Однако когда привидение с головой погрузилось в ночь, почувствовав себя совершенно в своей тарелке, его поиски постепенно потеряли смысл. Тогда, незаметно для себя, привидение изменило свои цели и сделалось хронистом разрушенного города, который не просуществует вечно, раздираемый чудовищами и враждебными силами, и тоже когда-нибудь станет призраком. Пока же тело города продолжало дышать, реанимируя себя и до сих пор сохраняя способность к возрождению. Но так будет не всегда. В конце концов коллективная память оборвется, и странники, если они когда-нибудь тут появятся, найдут одну только пустыню, бывшую прежде широким морем, и не обнаружат ни следа города.
Тем не менее люди продолжали свою возню. Во время своих блужданий, привидение встречало их, тех, кто еще не сдался, и от вида людей, все еще способных заботиться о чем-то умирающем, если уже не мертвом, привидение охватывало какое-то едкое исступление, извращенный азарт и безрассудство.

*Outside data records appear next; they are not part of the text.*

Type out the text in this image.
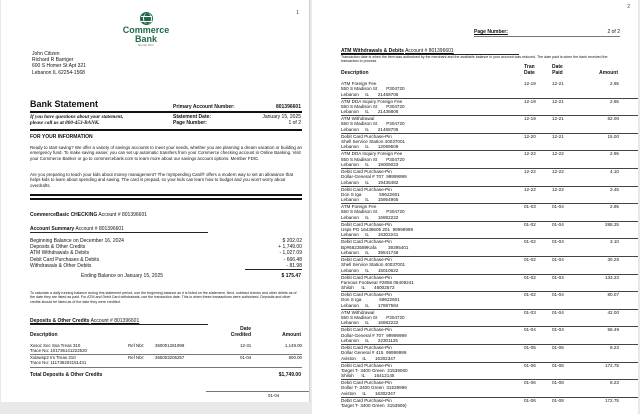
1
Commerce
Bank
Member FDIC
John Citizen
Richard R Barriger
600 S Homer St Apt 321
Lebanon IL 62254-1568
Bank Statement	Primary Account Number:	801396601
If you have questions about your statement,
please call us at 800-453-BANK.
Statement Date:	January 15, 2025
Page Number:	1 of 2
FOR YOUR INFORMATION
Ready to start saving? We offer a variety of savings accounts to meet your needs, whether you are planning a dream vacation or building an emergency fund. To make saving easier, you can set up automatic transfers from your Commerce checking account in Online Banking. Visit your Commerce Banker or go to commercebank.com to learn more about our savings account options. Member FDIC.
Are you preparing to teach your kids about money management? The mySpending Card® offers a modern way to set an allowance that helps kids to learn about spending and saving. The card is prepaid, so your kids can learn how to budget and you won't worry about overdrafts.
CommerceBasic CHECKING Account # 801396601
Account Summary Account # 801396601
Beginning Balance on December 16, 2024	$ 202.02
Deposits & Other Credits	+ 1,749.00
ATM Withdrawals & Debits	- 1,027.09
Debit Card Purchases & Debits	- 666.48
Withdrawals & Other Debits	- 81.98
Ending Balance on January 15, 2025	$ 175.47
To calculate a daily running balance during this statement period, use the beginning balance as it is listed on the statement. Next, subtract checks and other debits as of the date they are listed as paid. For ATM and Debit Card withdrawals, use the transaction date. This is when these transactions were authorized. Deposits and other credits should be listed as of the date they were credited.
Deposits & Other Credits Account # 801396601
Description
Date
Credited	Amount
Xxsoc Sec Ssa Treas 310
Trace No: 101736141222520
Ref Nbr: 360001281999	12-31	1,149.00
Xxlawsp2 Irs Treas 310
Trace No: 111736204151431
Ref Nbr: 365003206257	01-04	600.00
Total Deposits & Other Credits	$1,749.00
01-04
2
Page Number:	2 of 2
ATM Withdrawals & Debits Account # 801396601
Transaction date is when the item was authorized by the merchant and the available balance in your account was reduced. The date paid is when the bank received the transaction to process.
Description
Tran
Date
Date
Paid	Amount
ATM Foreign Fee
550 S Madison St       P304720
Lebanon     IL       21468706
12-19	12-21	2.95
ATM DDA Inquiry Foreign Fee
550 S Madison St       P304720
Lebanon     IL       21436806
12-19	12-21	2.95
ATM Withdrawal
550 S Madison St       P304720
Lebanon     IL       21468706
12-19	12-21	62.00
Debit Card Purchase-Pin
Shell Service Station 40037001
Lebanon     IL       12069509
12-20	12-21	15.00
ATM DDA Inquiry Foreign Fee
550 S Madison St       P304720
Lebanon     IL       19005023
12-22	12-22	2.95
Debit Card Purchase-Pin
Dollar-General # 707  99999999
Lebanon     IL       19435482
12-22	12-22	4.10
Debit Card Purchase-Pin
Don S Iga              59622601
Lebanon     IL       15954955
12-22	12-22	3.45
ATM Foreign Fee
550 S Madison St       P304720
Lebanon     IL       16882222
01-03	01-04	2.95
Debit Card Purchase-Pin
Usps PO 16438605 201  99999999
Lebanon     IL       16302241
01-02	01-04	288.25
Debit Card Purchase-Pin
Bp#6623589Kafa         39395401
Lebanon     IL       39541748
01-02	01-04	3.10
Debit Card Purchase-Pin
Shell Service Station 40037001
Lebanon     IL       15010622
01-02	01-04	30.26
Debit Card Purchase-Pin
Famous Footwear #2856 06409241
Shiloh      IL       46002573
01-02	01-04	133.23
Debit Card Purchase-Pin
Don S Iga              59622601
Lebanon     IL       17887584
01-02	01-04	80.07
ATM Withdrawal
550 S Madison St       P304720
Lebanon     IL       16882222
01-03	01-04	42.00
Debit Card Purchase-Pin
Dollar-General # 707  99999999
Lebanon     IL       22301125
01-04	01-04	56.49
Debit Card Purchase-Pin
Dollar General # 415  99999999
Aviston     IL       16302347
01-05	01-06	8.23
Debit Card Purchase-Pin
Target T- 3400 Green  31539060
Shiloh      IL       16412145
01-06	01-08	172.75
Debit Card Purchase-Pin
Dollar T- 3400 Green  31539999
Aviston     IL       16302347
01-06	01-08	8.23
Debit Card Purchase-Pin
Target T- 3400 Green  3153906)
01-06	01-08	172.75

Если бы привидение однажды не нашло искомое, я бы продолжала ускользать из дому до тех пор, пока меня не убили бы. Даже привидению может осточертеть вечно бродить по опасному месту, переполненному страхом, пусть это конкретное привидение обычно имело таинственный вид актера, разыгрывающего вселенскую грусть и отвращение к себе, так что встречные побаивались задавать ему вопросы.
Подсказку я получила от незнакомца, прятавшегося в нише, земля перед которой была усыпана битым стеклом, а то и чем похуже.
– Чего-нибудь странного? Странного? Иди мимо сгоревшего медведя. Мимо детской площадки. Ищи там. Там ты найдешь кое-что странное, будь спокоен. И тогда, может быть, об этом пожалеешь.
Было ли оно достаточно странным? Привидению предстояло выяснить это самостоятельно.
– А как насчет чего-нибудь знакомого? – прокаркал незнакомец, довольный своей шуткой, когда привидение отдалилось. – Ты точно не хочешь чего-нибудь знакомого?
Сгоревший медведь лежал под выцветшей розовой аркой давно разрушенной галереи. Чешуйки краски осыпались, как струпья с пораженной лишаем кожи, открывая потрескавшийся бетон и стальную решетку. Медведь был приметой, которой привидение пользовалось и прежде, от нее до дворика, когда-то приютившего мертвых «астронавтов», оставалось около полумили. У последыша что-то не сложилось с выдыханием пламени, огонь охватил его самого, да так быстро, что медведь остался сидеть на карачках, голый и обуглившийся, похожий на огромную адскую крысу или летучую мышь. Черный череп поблескивал, оказавшись очень узким без мохнатой шерсти, торс состоял из спекшихся костей, иссохшей плоти и пепла. Грозные когти на широких лапах были замечательно белыми, труп так никто и не тронул, опасаясь ловушки. Каждый раз, когда я видела его, он напоминал мне статую: памятник, поставленный из будущего, где Морд единолично правит городом и все ему поклоняются. Если Морокунья не вмешается, мы из Эры Компании плавно войдем в Эру Медведей.
Я пользовалась сгоревшим последышем как ориентиром, прежде чем рискнуть пройти дальше, предварительно убедившись, что поблизости нет отрядов Морокуньи. На этой территории, принадлежавшей либо ей, либо никому, было поспокойнее. Морд правил балом на западе, и Морокунья сменила тактику.
Привидение скользнуло по ночному двору, миновав горстку бормочущих теней, и направилось к заброшенному, дочиста разграбленному магазину, с древней, давным-давно нечитаемой вывеской. Я взобралась по лестнице на стене. Лестница была новой и блестящей, привидение усмехнулось. Такая примитивная ловушка была своего рода шуткой, нарочно оставленной тем, кто убивал или захватывал здешних трапперов. Как и следовало ожидать, на крыше ничего не было, кроме безопасного прохода и легкого ветерка. Луна то ли легла спать, то ли скончалась, а на звезды я смотреть не могла без того, чтобы не вспомнить о Борне.